Fruits Poem By Goh Poh Seng (2027)
"Golden skins / ... / Beggars with skins / Like withered leaves."
Eating local fruits is a unifying cultural experience in Southeast Asia. By detailing these shared culinary habits, Goh’s poetry taps into a collective consciousness. The appreciation of a fruit that foreigners might find unappealing (such as the durian) becomes a badge of local pride and an assertion of an authentic regional identity. 3. Stylistic and Literary Techniques
Goh Poh Seng, a pioneer of Singaporean literature, writes with a conversational yet lyrical
The poem opens by immersing the reader in a specific atmosphere. The speaker describes a "golden time of day," a phrase that immediately evokes the period around sunset or late afternoon. This is a time of transition, where the harshness of the midday sun softens into something mellow and forgiving. fruits poem by goh poh seng
To understand the significance of fruit imagery in Goh’s poetry, one must understand the era in which he wrote. Emerging in the 1960s and 1970s, Goh was deeply invested in creating a distinct Singaporean voice.
Goh Poh Seng’s “Fruits” is far more than a simple descriptive poem. It is a poetic time capsule that captures the flavour of a nation grappling with its new identity, while also exploring universal themes of pleasure, freedom, and the search for the authentic self. Goh’s genius lay in his ability to use the everyday and the sensual as a gateway to the profound.

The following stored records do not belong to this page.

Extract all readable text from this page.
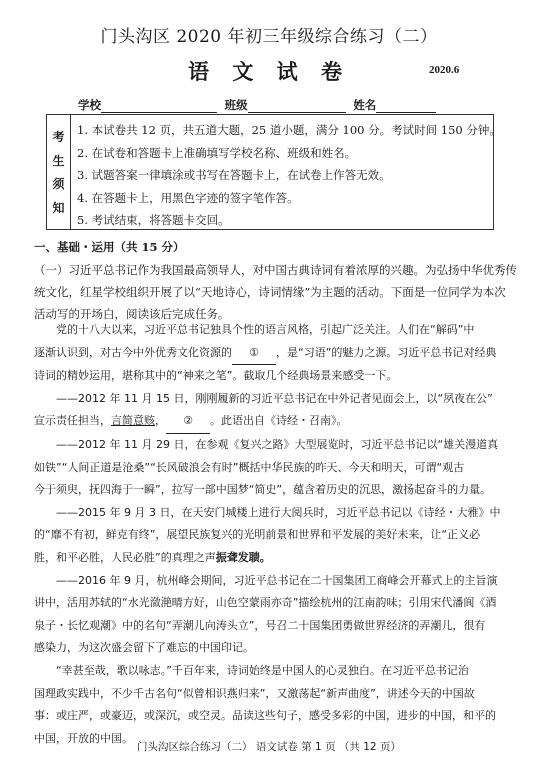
门头沟区 2020 年初三年级综合练习（二）
语 文 试 卷	2020.6
学校	班级	姓名
考
生
须
知
1. 本试卷共 12 页，共五道大题，25 道小题，满分 100 分。考试时间 150 分钟。
2. 在试卷和答题卡上准确填写学校名称、班级和姓名。
3. 试题答案一律填涂或书写在答题卡上，在试卷上作答无效。
4. 在答题卡上，用黑色字迹的签字笔作答。
5. 考试结束，将答题卡交回。
一、基础・运用（共 15 分）
（一）习近平总书记作为我国最高领导人，对中国古典诗词有着浓厚的兴趣。为弘扬中华优秀传
统文化，红星学校组织开展了以“天地诗心，诗词情缘”为主题的活动。下面是一位同学为本次
活动写的开场白，阅读该后完成任务。
党的十八大以来，习近平总书记独具个性的语言风格，引起广泛关注。人们在“解码”中
逐渐认识到，对古今中外优秀文化资源的 ① ，是“习语”的魅力之源。习近平总书记对经典
诗词的精妙运用，堪称其中的“神来之笔”。截取几个经典场景来感受一下。
——2012 年 11 月 15 日，刚刚履新的习近平总书记在中外记者见面会上，以“夙夜在公”
宣示责任担当，言简意赅， ② 。此语出自《诗经・召南》。
——2012 年 11 月 29 日，在参观《复兴之路》大型展览时，习近平总书记以“雄关漫道真
如铁”“人间正道是沧桑”“长风破浪会有时”概括中华民族的昨天、今天和明天，可谓“观古
今于须臾，抚四海于一瞬”，拉写一部中国梦“简史”，蕴含着历史的沉思，激扬起奋斗的力量。
——2015 年 9 月 3 日，在天安门城楼上进行大阅兵时，习近平总书记以《诗经・大雅》中
的“靡不有初，鲜克有终”，展望民族复兴的光明前景和世界和平发展的美好未来，让“正义必
胜，和平必胜，人民必胜”的真理之声振聋发聩。
——2016 年 9 月，杭州峰会期间，习近平总书记在二十国集团工商峰会开幕式上的主旨演
讲中，活用苏轼的“水光潋滟晴方好，山色空蒙雨亦奇”描绘杭州的江南韵味；引用宋代潘阆《酒
泉子・长忆观潮》中的名句“弄潮儿向涛头立”，号召二十国集团勇做世界经济的弄潮儿，很有
感染力，为这次盛会留下了难忘的中国印记。
“幸甚至哉，歌以咏志。”千百年来，诗词始终是中国人的心灵独白。在习近平总书记治
国理政实践中，不少千古名句“似曾相识燕归来”，又激荡起“新声曲度”，讲述今天的中国故
事：或庄严，或豪迈，或深沉，或空灵。品读这些句子，感受多彩的中国，进步的中国，和平的
中国，开放的中国。
门头沟区综合练习（二） 语文试卷 第 1 页 （共 12 页）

The fruit is portrayed as a generous, nurturing force. "Golden skins /
"Oranges like miniature suns apricots like tender flesh jackfruits like dense greenery"
Goh Poh Seng’s poetic style is marked by a conversational yet highly lyrical cadence. When examining his approach to nature and still-life subjects, several techniques emerge:
: Goh acknowledges that "coming days" are unpredictable, and we often cannot tell if they will go "for well or ill". A Reservoir of Joy The appreciation of a fruit that foreigners might
The specific focus on tropical fruits like the durian or the starfruit roots the poem firmly in the soil of Southeast Asia.
When we search for a specific poem online—especially one tied to a regional literary giant—the phrase often surfaces with a quiet, almost deceptive simplicity. For the uninitiated, it might sound like a cheerful nursery rhyme about apples and oranges. For those who know, however, this search leads directly into the heart of Singapore’s most complex literary voices.
, transforming everyday tropical realities into profound meditations on national identity, personal mortality, and post-colonial evolution. While best remembered for his historic novel If We Dream Too Long , his poetic collections use natural imagery—particularly regional fruits—to map out the complex emotional landscape of Southeast Asia.
The poem opens with a deliberate choice: “Five years ago, we planted half a dozen fruit trees / in our small, new garden...” The act of planting is framed as an intentional response to an internal void—a “sensing a need to bring nature's miraculous abundance / right into our home.” For Goh, nature is not a distant entity to visit, but a vital life force that must be integrated into domestic spaces to counteract the sterile architecture of urban life. 2. The Attainment of "True Blissfulness"
In "Fruits," Goh Poh Seng doesn't present a didactic lesson but rather an open-ended query. The poem invites readers to participate in the act of contemplation, to see the familiar as strange, and to find depth in the ordinary. This approach aligns with Goh’s broader exploration of self-realization and the search for meaning in a rapidly modernizing society. "Fruits" feels like a quiet moment of reflection, a pause to appreciate the simple beauty and inherent melancholy of the present moment before it slips away.